# Little Terrarium - got salad?



## Sunstar (Jul 29, 2008)

I started this in january. It's a project and experement that basically is to go into my Paludarium when I get that started. I will, just when I have the resources and when I have finally decided What I want.

MOST of these plants are from the Aquarium. Some are moss collected from locally and One is a pineapple grown from seed. How cool is that?! I found the Seed in my pineapple that I bought and thought, what can I lose to try.

The thing is simply a transparent salad dish that I bought at the super market with Salad in it. I told my husband whis would make an awesome little terrarium, to which he rolled his eyes. I used the lid as the base and filled that with gravel and peat moss. I added some rock and a bit of drift wood. Then I sprinkled my plant bits on it.

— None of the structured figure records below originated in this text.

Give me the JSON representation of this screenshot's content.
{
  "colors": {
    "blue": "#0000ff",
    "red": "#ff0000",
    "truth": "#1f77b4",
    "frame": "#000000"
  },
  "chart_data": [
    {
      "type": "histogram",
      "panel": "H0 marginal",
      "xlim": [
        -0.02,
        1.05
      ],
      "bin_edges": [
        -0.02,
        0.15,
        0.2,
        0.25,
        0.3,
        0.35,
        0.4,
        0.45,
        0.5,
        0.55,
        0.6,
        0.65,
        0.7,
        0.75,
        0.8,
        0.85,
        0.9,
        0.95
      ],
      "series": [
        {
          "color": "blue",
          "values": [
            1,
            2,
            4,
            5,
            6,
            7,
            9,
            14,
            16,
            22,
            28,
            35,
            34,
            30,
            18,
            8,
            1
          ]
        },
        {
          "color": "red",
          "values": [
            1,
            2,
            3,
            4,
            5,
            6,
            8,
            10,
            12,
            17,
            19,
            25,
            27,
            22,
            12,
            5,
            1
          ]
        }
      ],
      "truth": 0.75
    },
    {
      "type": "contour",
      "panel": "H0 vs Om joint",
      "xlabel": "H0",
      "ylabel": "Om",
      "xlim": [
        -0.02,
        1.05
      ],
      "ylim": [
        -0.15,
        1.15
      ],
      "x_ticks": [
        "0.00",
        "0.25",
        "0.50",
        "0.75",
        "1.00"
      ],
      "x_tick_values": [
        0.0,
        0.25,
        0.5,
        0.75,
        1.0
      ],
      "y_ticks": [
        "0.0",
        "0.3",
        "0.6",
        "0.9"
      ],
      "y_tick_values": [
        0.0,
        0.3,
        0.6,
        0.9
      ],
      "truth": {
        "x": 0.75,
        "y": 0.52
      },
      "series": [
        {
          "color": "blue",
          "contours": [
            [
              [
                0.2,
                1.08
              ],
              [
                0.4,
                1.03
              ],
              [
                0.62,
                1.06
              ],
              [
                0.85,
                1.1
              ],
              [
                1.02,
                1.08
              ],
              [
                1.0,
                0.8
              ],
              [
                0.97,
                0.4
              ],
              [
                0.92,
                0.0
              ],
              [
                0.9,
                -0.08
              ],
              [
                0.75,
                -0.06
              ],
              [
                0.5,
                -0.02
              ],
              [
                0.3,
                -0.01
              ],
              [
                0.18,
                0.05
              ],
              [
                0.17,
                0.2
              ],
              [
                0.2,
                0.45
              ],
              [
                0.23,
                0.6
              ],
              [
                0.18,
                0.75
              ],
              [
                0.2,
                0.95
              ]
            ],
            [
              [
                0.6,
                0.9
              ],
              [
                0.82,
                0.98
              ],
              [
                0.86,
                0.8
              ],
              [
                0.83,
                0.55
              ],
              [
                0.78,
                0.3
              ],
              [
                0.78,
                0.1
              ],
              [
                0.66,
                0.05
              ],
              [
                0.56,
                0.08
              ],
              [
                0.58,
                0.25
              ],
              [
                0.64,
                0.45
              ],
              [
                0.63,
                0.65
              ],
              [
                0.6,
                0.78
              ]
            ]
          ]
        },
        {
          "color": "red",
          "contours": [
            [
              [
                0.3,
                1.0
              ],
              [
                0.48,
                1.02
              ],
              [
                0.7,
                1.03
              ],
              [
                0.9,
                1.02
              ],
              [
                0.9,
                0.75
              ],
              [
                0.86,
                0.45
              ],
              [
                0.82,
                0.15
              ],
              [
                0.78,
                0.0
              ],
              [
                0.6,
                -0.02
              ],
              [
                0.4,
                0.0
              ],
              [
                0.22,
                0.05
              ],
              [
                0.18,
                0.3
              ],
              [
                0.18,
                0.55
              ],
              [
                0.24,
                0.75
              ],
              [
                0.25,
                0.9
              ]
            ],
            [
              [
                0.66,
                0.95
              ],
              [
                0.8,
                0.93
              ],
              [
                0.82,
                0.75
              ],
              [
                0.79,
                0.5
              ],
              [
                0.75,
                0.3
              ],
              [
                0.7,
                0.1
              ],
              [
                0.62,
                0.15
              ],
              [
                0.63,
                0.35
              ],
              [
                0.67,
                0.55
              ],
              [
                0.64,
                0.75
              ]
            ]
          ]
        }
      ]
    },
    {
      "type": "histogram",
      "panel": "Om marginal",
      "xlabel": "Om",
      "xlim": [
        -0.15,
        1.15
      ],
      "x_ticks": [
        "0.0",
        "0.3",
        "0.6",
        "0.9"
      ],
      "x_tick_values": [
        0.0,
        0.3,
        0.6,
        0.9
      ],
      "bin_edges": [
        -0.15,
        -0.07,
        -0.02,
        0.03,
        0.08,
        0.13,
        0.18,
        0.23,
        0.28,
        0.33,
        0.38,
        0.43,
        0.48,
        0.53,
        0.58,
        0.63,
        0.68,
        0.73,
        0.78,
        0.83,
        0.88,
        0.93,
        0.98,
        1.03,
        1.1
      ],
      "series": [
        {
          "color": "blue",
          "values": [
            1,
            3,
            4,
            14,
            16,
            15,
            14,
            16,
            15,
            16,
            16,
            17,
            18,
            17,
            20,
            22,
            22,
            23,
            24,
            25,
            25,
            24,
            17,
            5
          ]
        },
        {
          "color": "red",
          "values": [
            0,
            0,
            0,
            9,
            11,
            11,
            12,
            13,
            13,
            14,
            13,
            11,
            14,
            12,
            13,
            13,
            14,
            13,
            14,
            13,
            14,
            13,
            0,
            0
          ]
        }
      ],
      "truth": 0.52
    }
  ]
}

I had the soil super saturated for a while. I drilled holes into the top, one in each corner, for ventelation. Works a charm.

Plants being

Riccia
Monosolenium Tennerum
Java moss
Christmas moss
Other moss (locally collected)

Anubia
Cardamine lyrata
Hygro
Pine apple
HC
Chain sword(not doing so good)

I trim the moss regularily and leave the clippings to fall. I jam fert stakes in under the mass of weeds at the back. The HC is Finally going terrestrial and is growing rather than dying.

When the Paludarium is ready for plants, much of these will be used. You can do this too, just a little time and a lot of love.


----------



## pat3612 (Jan 29, 2008)

Thats neat sunstar I use those to start my vegs in spring also the clear egg cartons are really good too that way they dont end up in the landfill.


----------



## ameekplec. (May 1, 2008)

Neato. All sunlight I presume?

lol, paint tubs in the background.


----------



## Sunstar (Jul 29, 2008)

it sits on ym aquarium top where the flouressent clamp on supplies light to the Cardamine Lyrata.


----------